I know this seems to be a nice case for Bryce's iterator but I still need a demonstration that this iterator is more simple/flexible/fast/useful than the iterator used in the two raster ST_MapAlgebra plpgsql prototype (not unnecessarily introducing the concept of mask by the way .

[bnordgren]

Replying to pracine:

I know this seems to be a nice case for Bryce's iterator but I still need a demonstration that this iterator is more simple/flexible/fast/useful than the iterator used in the two raster ST_MapAlgebra plpgsql prototype (not unnecessarily introducing the concept of mask by the way .

The iterator part of gen2 has been written for a while, although I still need to expose it up to the SQL layer. For your application, it's main feature is that it's accessible (e.g., it's not in the middle of some other function.)

However, I was thinking about it and I don't think you want either my iterator or mapalgebra's.
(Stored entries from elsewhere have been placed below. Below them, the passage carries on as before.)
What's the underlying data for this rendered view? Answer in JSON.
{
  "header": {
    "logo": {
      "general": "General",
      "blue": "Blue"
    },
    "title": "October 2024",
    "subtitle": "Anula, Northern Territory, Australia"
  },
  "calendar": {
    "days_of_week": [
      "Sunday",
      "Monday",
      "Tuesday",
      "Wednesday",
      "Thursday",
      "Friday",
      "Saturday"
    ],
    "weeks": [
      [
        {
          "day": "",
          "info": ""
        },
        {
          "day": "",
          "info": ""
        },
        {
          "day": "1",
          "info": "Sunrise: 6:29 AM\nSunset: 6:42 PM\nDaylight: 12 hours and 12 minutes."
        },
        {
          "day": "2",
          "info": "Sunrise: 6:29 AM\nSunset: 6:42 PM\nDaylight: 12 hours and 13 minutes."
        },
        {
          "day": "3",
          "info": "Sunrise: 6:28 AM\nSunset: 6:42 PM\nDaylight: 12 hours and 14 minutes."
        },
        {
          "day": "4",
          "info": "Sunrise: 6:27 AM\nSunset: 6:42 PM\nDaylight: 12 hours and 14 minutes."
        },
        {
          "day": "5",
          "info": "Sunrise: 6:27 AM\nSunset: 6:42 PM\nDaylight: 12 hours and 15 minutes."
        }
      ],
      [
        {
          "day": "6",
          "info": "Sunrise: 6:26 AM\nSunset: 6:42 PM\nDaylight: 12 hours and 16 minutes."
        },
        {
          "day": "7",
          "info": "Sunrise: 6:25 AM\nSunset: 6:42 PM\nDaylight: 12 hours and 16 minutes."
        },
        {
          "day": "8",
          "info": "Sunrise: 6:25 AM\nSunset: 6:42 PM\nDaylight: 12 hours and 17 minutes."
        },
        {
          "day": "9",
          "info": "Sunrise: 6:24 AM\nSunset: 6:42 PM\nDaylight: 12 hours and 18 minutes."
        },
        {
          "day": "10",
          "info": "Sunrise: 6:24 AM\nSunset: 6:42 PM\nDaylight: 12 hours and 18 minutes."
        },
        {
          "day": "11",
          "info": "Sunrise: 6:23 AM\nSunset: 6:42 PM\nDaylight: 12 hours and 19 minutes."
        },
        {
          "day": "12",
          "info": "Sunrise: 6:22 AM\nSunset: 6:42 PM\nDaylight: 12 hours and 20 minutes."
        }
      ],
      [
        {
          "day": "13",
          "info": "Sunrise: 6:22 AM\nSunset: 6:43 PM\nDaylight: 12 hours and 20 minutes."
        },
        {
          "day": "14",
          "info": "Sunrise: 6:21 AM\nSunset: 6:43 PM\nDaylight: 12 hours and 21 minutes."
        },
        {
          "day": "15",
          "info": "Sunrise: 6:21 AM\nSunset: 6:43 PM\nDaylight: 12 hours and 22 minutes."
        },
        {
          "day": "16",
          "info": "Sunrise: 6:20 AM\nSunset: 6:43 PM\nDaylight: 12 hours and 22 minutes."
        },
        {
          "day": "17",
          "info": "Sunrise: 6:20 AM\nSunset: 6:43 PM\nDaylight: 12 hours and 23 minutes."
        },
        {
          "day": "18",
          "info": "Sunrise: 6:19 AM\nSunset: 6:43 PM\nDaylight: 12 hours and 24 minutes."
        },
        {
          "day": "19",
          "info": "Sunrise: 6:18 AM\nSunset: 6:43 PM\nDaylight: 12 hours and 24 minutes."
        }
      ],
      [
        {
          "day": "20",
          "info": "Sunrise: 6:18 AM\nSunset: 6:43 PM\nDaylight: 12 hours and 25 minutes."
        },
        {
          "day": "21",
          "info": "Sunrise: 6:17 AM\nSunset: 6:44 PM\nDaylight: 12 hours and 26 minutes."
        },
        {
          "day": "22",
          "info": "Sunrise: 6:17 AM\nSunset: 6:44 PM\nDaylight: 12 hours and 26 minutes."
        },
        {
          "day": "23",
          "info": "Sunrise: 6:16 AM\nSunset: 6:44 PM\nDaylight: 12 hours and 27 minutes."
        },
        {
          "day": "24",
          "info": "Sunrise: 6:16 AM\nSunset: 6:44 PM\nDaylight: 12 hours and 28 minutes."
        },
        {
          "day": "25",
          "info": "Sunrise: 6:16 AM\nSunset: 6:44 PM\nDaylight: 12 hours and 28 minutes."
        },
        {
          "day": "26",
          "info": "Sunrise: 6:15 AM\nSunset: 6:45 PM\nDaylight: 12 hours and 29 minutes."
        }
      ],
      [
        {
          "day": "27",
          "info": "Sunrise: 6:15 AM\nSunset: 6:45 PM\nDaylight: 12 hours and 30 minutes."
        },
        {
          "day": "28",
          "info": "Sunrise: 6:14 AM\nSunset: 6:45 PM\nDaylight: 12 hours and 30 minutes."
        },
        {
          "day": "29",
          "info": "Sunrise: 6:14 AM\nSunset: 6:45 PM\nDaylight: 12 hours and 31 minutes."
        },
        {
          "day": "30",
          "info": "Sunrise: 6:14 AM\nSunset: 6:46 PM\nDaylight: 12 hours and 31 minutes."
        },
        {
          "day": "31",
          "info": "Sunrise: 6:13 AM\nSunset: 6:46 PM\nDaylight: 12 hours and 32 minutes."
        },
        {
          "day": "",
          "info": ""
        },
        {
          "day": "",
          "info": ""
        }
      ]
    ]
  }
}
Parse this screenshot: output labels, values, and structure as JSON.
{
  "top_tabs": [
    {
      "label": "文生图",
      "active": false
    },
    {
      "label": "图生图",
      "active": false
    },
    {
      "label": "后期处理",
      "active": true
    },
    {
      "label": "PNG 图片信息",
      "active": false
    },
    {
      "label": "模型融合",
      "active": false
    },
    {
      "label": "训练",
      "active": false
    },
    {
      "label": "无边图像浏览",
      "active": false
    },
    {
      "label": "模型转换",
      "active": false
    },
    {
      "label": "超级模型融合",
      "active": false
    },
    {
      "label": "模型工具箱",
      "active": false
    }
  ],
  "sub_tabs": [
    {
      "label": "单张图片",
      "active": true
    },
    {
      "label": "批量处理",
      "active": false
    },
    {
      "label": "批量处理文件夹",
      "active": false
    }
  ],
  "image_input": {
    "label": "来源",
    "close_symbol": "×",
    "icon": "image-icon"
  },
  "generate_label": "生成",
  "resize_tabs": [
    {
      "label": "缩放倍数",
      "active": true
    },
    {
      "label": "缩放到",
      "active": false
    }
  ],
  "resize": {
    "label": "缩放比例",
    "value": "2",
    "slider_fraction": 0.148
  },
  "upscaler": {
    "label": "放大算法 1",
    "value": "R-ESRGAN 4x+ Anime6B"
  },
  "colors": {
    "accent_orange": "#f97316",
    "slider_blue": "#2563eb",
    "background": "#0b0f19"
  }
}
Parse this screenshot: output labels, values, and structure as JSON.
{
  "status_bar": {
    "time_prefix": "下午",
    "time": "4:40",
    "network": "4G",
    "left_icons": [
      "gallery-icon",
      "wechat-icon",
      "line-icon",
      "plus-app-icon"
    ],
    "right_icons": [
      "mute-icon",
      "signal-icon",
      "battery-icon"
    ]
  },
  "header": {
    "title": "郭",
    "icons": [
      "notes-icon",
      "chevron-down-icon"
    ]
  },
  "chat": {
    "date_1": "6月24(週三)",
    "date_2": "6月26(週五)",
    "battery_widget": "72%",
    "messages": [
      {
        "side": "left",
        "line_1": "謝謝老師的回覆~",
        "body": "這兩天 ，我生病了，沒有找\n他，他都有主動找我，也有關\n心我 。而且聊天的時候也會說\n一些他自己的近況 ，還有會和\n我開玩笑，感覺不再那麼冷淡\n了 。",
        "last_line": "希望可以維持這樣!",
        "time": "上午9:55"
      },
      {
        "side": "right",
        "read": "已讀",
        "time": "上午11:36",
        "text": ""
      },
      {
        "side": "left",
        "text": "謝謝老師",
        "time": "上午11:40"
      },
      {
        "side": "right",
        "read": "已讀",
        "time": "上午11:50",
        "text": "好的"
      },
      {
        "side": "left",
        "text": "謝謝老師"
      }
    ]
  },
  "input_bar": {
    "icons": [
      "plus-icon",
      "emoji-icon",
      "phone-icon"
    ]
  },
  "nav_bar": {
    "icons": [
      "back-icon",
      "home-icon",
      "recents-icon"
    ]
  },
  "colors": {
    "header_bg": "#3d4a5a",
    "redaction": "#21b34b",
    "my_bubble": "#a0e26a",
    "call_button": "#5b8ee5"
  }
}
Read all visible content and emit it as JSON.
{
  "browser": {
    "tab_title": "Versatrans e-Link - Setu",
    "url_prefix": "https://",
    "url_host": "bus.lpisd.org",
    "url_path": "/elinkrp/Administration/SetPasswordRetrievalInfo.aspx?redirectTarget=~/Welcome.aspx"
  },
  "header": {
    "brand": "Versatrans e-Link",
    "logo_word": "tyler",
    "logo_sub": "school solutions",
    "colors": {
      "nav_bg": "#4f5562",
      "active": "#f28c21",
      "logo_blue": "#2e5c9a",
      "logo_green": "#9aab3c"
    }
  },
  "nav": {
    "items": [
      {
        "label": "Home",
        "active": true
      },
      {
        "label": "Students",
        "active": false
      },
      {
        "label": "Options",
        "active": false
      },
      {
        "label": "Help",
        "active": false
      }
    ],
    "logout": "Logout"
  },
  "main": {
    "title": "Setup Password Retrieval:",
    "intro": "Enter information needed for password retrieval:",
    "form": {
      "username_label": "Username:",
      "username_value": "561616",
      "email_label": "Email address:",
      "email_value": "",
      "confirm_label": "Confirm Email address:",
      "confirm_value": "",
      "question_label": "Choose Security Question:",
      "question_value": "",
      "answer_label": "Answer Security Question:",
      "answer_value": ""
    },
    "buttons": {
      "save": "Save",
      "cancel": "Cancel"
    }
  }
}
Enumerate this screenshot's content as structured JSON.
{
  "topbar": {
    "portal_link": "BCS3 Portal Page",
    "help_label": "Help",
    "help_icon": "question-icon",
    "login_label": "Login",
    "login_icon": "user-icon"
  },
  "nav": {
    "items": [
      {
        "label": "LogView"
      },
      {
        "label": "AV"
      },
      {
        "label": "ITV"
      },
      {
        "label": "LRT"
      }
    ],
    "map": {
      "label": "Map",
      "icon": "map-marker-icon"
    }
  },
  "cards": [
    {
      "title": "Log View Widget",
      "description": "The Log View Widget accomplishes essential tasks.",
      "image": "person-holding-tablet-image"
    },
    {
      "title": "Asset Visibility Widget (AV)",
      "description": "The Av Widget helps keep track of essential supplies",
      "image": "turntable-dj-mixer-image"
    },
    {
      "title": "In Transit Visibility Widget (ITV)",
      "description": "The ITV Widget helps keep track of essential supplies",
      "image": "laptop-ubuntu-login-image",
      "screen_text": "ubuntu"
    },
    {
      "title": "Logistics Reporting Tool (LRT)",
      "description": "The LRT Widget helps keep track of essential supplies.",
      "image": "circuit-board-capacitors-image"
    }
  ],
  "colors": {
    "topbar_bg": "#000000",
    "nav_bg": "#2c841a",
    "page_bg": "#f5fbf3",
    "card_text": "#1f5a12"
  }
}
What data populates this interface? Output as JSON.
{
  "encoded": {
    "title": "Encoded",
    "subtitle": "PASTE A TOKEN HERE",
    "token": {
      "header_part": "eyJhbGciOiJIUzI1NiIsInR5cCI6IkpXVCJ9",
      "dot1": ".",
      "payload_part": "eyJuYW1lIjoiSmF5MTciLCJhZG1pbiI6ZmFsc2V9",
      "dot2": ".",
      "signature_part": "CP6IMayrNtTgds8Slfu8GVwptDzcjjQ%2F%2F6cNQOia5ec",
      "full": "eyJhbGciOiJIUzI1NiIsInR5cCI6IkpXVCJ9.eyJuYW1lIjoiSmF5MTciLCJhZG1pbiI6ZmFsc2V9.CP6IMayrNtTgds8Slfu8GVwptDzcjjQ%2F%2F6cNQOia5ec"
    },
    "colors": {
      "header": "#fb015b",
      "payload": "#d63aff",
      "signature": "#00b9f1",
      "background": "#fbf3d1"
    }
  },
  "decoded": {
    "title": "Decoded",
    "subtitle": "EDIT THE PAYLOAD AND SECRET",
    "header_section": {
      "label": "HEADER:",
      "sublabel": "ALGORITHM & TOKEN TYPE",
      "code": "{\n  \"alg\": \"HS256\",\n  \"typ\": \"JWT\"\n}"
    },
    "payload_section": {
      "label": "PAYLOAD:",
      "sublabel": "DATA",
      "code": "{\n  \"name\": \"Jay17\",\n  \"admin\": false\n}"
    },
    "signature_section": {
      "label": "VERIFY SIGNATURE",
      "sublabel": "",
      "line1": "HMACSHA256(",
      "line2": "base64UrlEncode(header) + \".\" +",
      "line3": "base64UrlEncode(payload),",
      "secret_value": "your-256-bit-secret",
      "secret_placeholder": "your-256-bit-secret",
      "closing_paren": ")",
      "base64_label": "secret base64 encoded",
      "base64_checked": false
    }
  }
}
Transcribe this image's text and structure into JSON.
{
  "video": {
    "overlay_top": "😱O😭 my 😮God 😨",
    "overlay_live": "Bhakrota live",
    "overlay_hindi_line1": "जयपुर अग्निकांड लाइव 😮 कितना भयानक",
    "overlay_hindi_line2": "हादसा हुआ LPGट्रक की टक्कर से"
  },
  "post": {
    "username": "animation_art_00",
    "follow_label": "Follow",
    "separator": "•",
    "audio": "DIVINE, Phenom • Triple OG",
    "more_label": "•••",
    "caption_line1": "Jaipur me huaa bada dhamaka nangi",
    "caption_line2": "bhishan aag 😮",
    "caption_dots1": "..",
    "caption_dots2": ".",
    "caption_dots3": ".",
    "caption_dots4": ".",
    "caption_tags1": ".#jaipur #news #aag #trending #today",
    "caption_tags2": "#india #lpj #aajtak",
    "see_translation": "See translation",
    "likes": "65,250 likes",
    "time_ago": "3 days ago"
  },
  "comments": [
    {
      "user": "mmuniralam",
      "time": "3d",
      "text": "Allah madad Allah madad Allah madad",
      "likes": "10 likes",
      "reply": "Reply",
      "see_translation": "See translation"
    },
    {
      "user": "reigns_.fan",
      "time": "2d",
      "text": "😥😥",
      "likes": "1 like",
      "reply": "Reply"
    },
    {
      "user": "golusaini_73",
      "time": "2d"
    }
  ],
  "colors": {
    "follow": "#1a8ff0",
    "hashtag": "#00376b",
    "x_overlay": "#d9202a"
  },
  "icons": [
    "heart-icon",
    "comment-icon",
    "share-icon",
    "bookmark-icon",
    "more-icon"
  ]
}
You want to stop iterating at the first true value, and neither iterator does that. (And I really don't think we should add that feature to either iterator.) Likewise, you don't care about storing the result for every pixel: you just need a single true/false at the end. I think these features are common to all of the DE-9M tests. This may be worth writing a second iterator which stops early and doesn't store per-pixel values.

[Bborie Park]

Bborie's implementation of two-raster ST_Intersects

[Bborie Park]

I've attached a patch that adds my implementation of ST_Intersects.

[bnordgren]

I've gotta sit down and soak this in a bit more. But I did notice a commented-out attempt to use GDALInvGeoTransform. Was there an issue with it?

[Bborie Park]

No issue with GDALInvGeoTransform. I just used it to validate the equations.

[Bborie Park]

Added in r7884